Written in engaging and accessible prose, Tobbell sets out three main arguments for the book: that the nursing academic project exists in tension with nursing workforce needs; that this project has been shaped by the gendered politics of academia and interprofessional health care; and that this history is central to understanding current health workforce issues. Tobbell threads and expands on these arguments through five well-structured chapters (as well as an Introduction and Conclusion) that are organized both chronologically and thematically and supported by rigorous archival research from several key sites.

Chapter One recounts the longer history of the rationale and processes by which nursing education moved into the university sector post WWII. The increasing complexity of medical technology and patient care required much higher levels of nurse education than hospital-based training schools could provide. At the same time, buoyed by their role in the war effort, nurse leaders were of the belief that nurses themselves should be able to articulate what their practice looked like and be able to provide the scientific rationale for it. For this, a university-based education was required, but the push to establish university-based courses raised questions of equity and diversity. At the very moment of establishing its academic project then, Tobbell demonstrates the way that structures of racism and inequity were baked in to nursing science.

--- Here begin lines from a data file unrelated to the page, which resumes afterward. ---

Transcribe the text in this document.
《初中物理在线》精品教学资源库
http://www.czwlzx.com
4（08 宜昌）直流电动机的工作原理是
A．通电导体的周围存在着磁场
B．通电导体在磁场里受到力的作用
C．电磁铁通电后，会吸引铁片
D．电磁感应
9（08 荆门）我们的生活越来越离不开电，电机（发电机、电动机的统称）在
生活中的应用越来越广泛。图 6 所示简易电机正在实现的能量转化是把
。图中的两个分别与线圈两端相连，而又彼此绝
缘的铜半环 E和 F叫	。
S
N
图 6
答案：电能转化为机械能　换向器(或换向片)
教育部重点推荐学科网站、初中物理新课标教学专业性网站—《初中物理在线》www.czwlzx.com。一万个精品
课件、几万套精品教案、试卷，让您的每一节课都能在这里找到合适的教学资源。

In Chapter Two, Tobbell highlights the foundational concerns that shaped the establishment of nursing as an academic discipline. Nursing’s academic project was also an epistemological one — what were the scholarly questions with which nurses should be concerned, and what were the ideas and theories with which they should engage? Tobbell calls this process nursing’s “boundary and legitimation work” (p. 55) and she clearly demonstrates that in the debates about how nurses would construct their own discipline, they engaged with “science as it was currently done” (p. 57) rather than developing a feminist critique of science. The first generation of nursing theorists made important strides in developing an approach to nursing science that prioritized wholistic approaches to health, but there were limits to this enterprise born of the lack of diversity in the profession and the types of questions that this generation of theorists chose to engage with.

These problems were exacerbated by the development of funding models that privileged the Academic Health Center (AHC). In Chapter Three, Tobbell explores the ways that NIH funding models and the gold standard randomized control trial (RCT) shaped the structures of the nursing research enterprise. Gender and power hierarchies were reproduced within and by AHCs, and the politics of interprofessional disciplines worked to limit the way that nurses were able to make a space for themselves. At the same time, the ability of nursing leadership to develop innovative research agendas was limited by what state health policy makers felt was appropriate. In Chapter Four, Tobbell clearly analyzes the role of state legislators and AHC administrators whose primary concern was the nursing workforce shortage. While nursing leaders knew that a baccalaureate-prepared nurse led to better patient outcomes and was necessary for the continued development of nursing science, state-level administrators were more concerned with delivering nurses to the bedside. Diploma and associate degree programs were more accessible to people from underserved communities, whose presence in nursing was so desperately needed. The move to baccalaureate education was essential but was also inherently exclusive. This problem of multiple pathways into nursing is one that has still not been solved and remains one of the greatest tensions within the health professional workforce debates.

If the move to university-based education created disparities in the pathways to education and the types of knowledge produced, it also created what was known as the education-service gap. In Chapter Five, Tobbell explores the way this gap was created and documents the attempts made to address it. Across the country, various nurse leaders and administrators tried to address the problem through the creation of the Clinical Nurse Specialist, or unified models of research and practice, but they were continually stymied by the employment and reimbursement models within both universities and AHCs. The most significant barrier was the gendered power hierarchies within AHCs and the persistence of the medical profession in seeing nurses as handmaidens to physicians. Nurse leaders reading this book will nod their heads in recognition.

Tobbell’s book is a clarion call to administrators of health systems and schools of nursing everywhere. Professional hierarchies based on race and gender continue to stifle the way that health education is delivered, valued, and compensated, and these hierarchies shape the direction of scientific knowledge itself. Policy makers would benefit from reading this book if they are serious about clearing barriers to health professional education in the best interest of patients. Historians of health care more broadly would benefit from understanding the extraordinary battles that nurses have had to fight to be taken seriously and to develop their profession, at the same time as they carry the greatest burden of direct patient care. We cannot understand the development of the health systems we have today without understanding the challenges and limitations of nursing’s academic project.